Neuntoeter von Ule Hansen

Neuntoeter von Ule Hansen Quelle: Heyne Verlag

Broschiert: 496 Seiten
Verlag: Heyne Verlag
ISBN-13: 978-3453438040

Kurzbeschreibung (Quelle: Heyne Verlag)
Vor Menschen hat sie Angst. Serienmörder versteht sie.

Berlin, Potsdamer Platz. Beim Klettern auf einem Baugerüst macht ein Junge eine grausame Entdeckung: Drei Leichen, einbandagiert in Panzertape, hängen in schwindelerregender Höhe an den Gerüststangen. Sie sehen aus wie Mumien und scheinen in dieselbe Richtung zu blicken, als würden sie auf etwas warten. Als die menschenscheue Fallanalystin Emma Carow auf den Fall angesetzt wird, ist ihr schnell klar, dass er für ihre Karriere entscheidend ist. Doch je fester sie sich verbeißt, desto mehr droht ein altes Trauma sie in den Abgrund zu ziehen.
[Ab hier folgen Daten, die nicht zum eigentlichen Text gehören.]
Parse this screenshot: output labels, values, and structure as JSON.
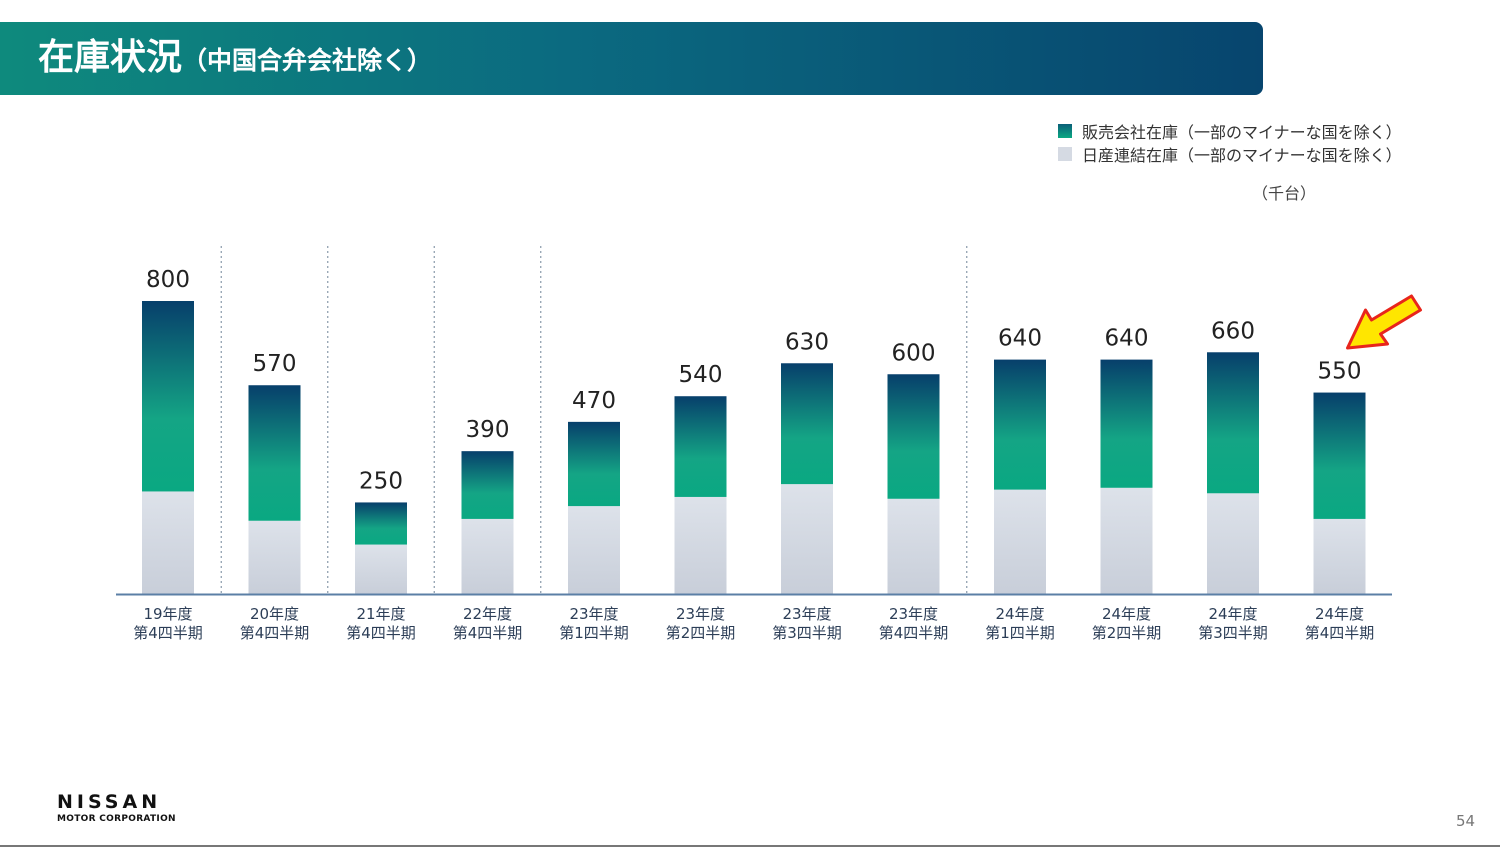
{
  "header": {
    "title": "在庫状況",
    "subtitle": "（中国合弁会社除く）"
  },
  "legend": {
    "items": [
      {
        "label": "販売会社在庫（一部のマイナーな国を除く）",
        "color": "#0a9f7f"
      },
      {
        "label": "日産連結在庫（一部のマイナーな国を除く）",
        "color": "#d5dae3"
      }
    ]
  },
  "unit_label": "（千台）",
  "chart_data": {
    "type": "bar",
    "stacked": true,
    "title": "",
    "xlabel": "",
    "ylabel": "",
    "ylim": [
      0,
      800
    ],
    "grid": false,
    "legend_position": "top-right",
    "categories": [
      [
        "19年度",
        "第4四半期"
      ],
      [
        "20年度",
        "第4四半期"
      ],
      [
        "21年度",
        "第4四半期"
      ],
      [
        "22年度",
        "第4四半期"
      ],
      [
        "23年度",
        "第1四半期"
      ],
      [
        "23年度",
        "第2四半期"
      ],
      [
        "23年度",
        "第3四半期"
      ],
      [
        "23年度",
        "第4四半期"
      ],
      [
        "24年度",
        "第1四半期"
      ],
      [
        "24年度",
        "第2四半期"
      ],
      [
        "24年度",
        "第3四半期"
      ],
      [
        "24年度",
        "第4四半期"
      ]
    ],
    "series": [
      {
        "name": "日産連結在庫（一部のマイナーな国を除く）",
        "values": [
          280,
          200,
          135,
          205,
          240,
          265,
          300,
          260,
          285,
          290,
          275,
          205
        ]
      },
      {
        "name": "販売会社在庫（一部のマイナーな国を除く）",
        "values": [
          520,
          370,
          115,
          185,
          230,
          275,
          330,
          340,
          355,
          350,
          385,
          345
        ]
      }
    ],
    "totals": [
      "800",
      "570",
      "250",
      "390",
      "470",
      "540",
      "630",
      "600",
      "640",
      "640",
      "660",
      "550"
    ],
    "separators_after_index": [
      0,
      1,
      2,
      3,
      7
    ],
    "highlight_index": 11,
    "colors": {
      "nissan_bottom": "#c8ced9",
      "nissan_top": "#dde2ea",
      "dealer_bottom": "#0aa882",
      "dealer_mid": "#16a084",
      "dealer_top": "#073f6b",
      "axis": "#5b7fa6",
      "separator": "#8899aa",
      "arrow_fill": "#ffe600",
      "arrow_stroke": "#e8251c"
    }
  },
  "footer": {
    "brand": "NISSAN",
    "brand_sub": "MOTOR CORPORATION",
    "page_number": "54"
  }
}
Über den Autor (Quelle: Heyne Verlag)
Ule Hansen ist das Pseudonym eines Berliner Autorenduos. Astrid Ule ist zudem Lektorin, Eric T. Hansen freier Journalist. Gemeinsam haben Sie bereits mehrere Dreh- und Sachbücher verfasst. Sie teilen eine Leidenschaft für nächtliche Gespräche bei gutem Whisky, exzentrische Halloweenpartys und ziellose Streifzüge durch die vergessenen Ecken der Stadt. NEUNTÖTER ist ihr erster Thriller.

Meine Gedanken zum Buch
Emma Carow ist Fallanalystin der Berliner Kripo. Schatten der Vergangenheit lasten auf ihrer Seele. Vor 10 Jahren wurde sie vergewaltigt. Der Täter wurde verurteilt und hat seine Strafe verbüßt. Danach hat er jedoch ein von den Medien viel beachtetes Buch geschrieben und nimmt auf subtile Art und Weise wieder Kontakt zu Emma auf.
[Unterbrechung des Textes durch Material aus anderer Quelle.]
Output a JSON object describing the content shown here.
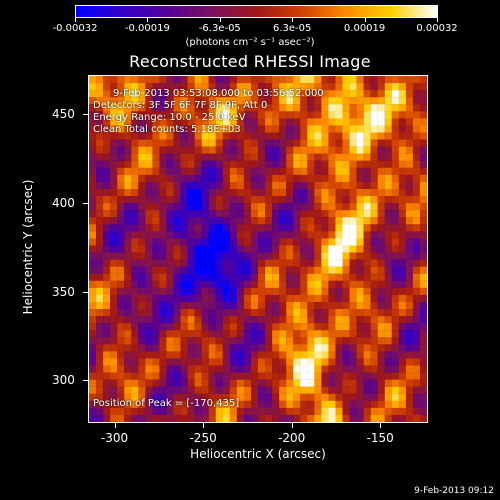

Auch beruflich stößt Emma an ihre Grenzen. Ein Serienmörder treibt sein Unwesen. Seine Opfer lässt er in einem Kokon aus Panzertape langsam und qualvoll sterben. Aber auch die Konkurrenzsituation um die vertretungsweise Übernahme des Abteilungsleiterpostens im Dezernat setzt ihr heftig zu.

Das Autorenduo Astrid Ule und Eric T. Hansen gibt unter dem Pseudonym Ule Hansen ein gelungenes Debüt. Im Thriller agieren eine Vielzahl von Personen, die gut gezeichnet und mehr oder weniger sympathisch sind. Emma ist ein sehr spezieller Charakter, der mich als Leser mehr als einmal um Verständnis ringen ließ. Als sie selbst dann auch noch persönlich in die Morde involviert war, wurde mir die Sache sehr durchschau- und vorhersehbar.
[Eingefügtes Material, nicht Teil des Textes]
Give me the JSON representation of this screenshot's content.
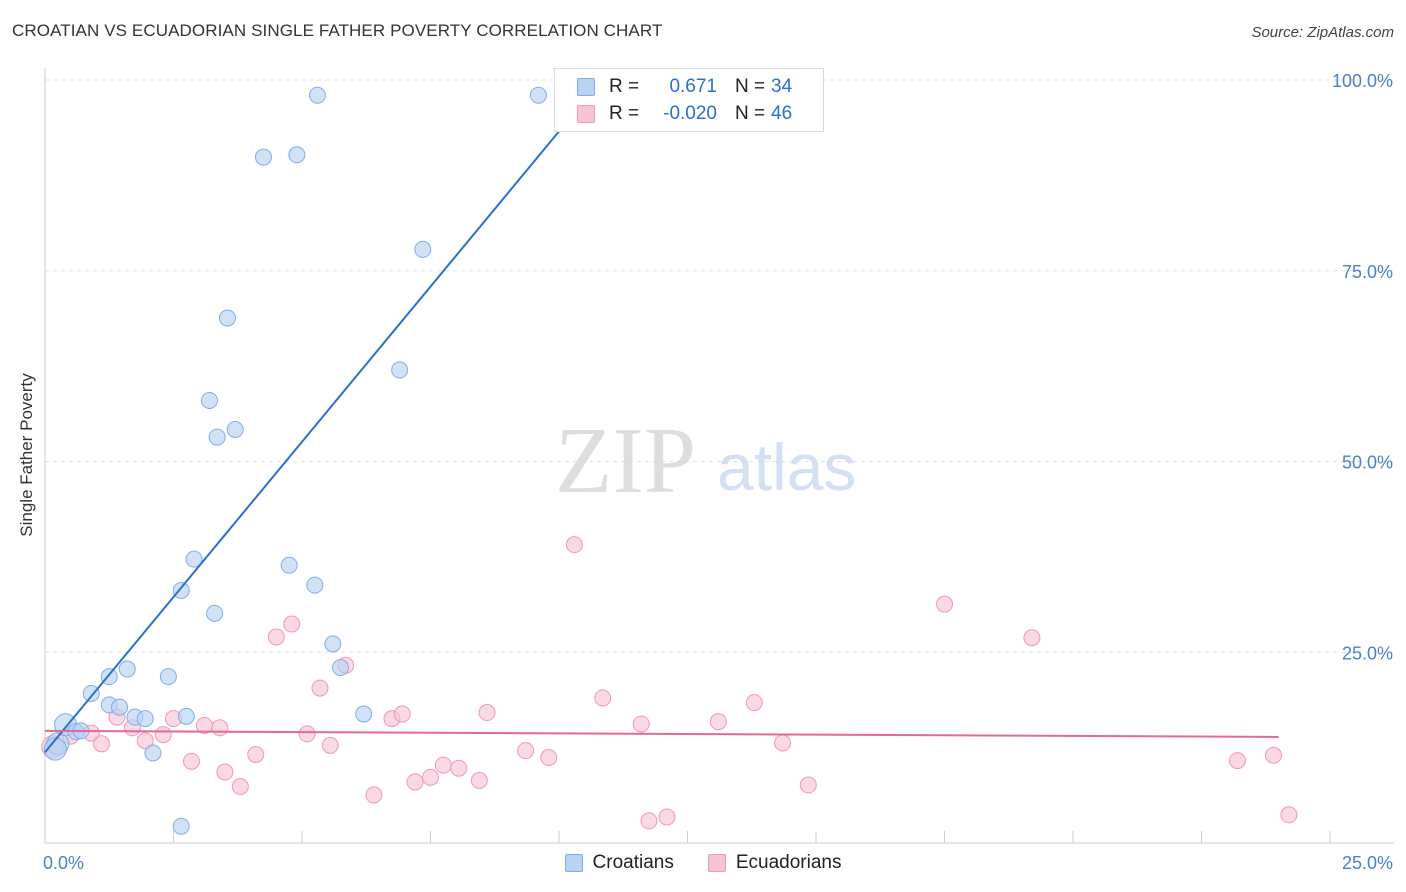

Die Idee zu diesem Thriller fand ich sehr gelungen, allerdings war in der Umsetzung wenig Neues und Überraschendes. Zu sehr bewegten sich die Autoren in bekanntem Fahrwasser. Eine etwas weniger mit den eigenen Problemen belastete Ermittlerin und ein paar mehr unverhoffte Wendungen hätten dem Thriller gut getan. Aber ich sehe durchaus Potential für weitere spannende Thriller aus der Feder von Ule Hansen.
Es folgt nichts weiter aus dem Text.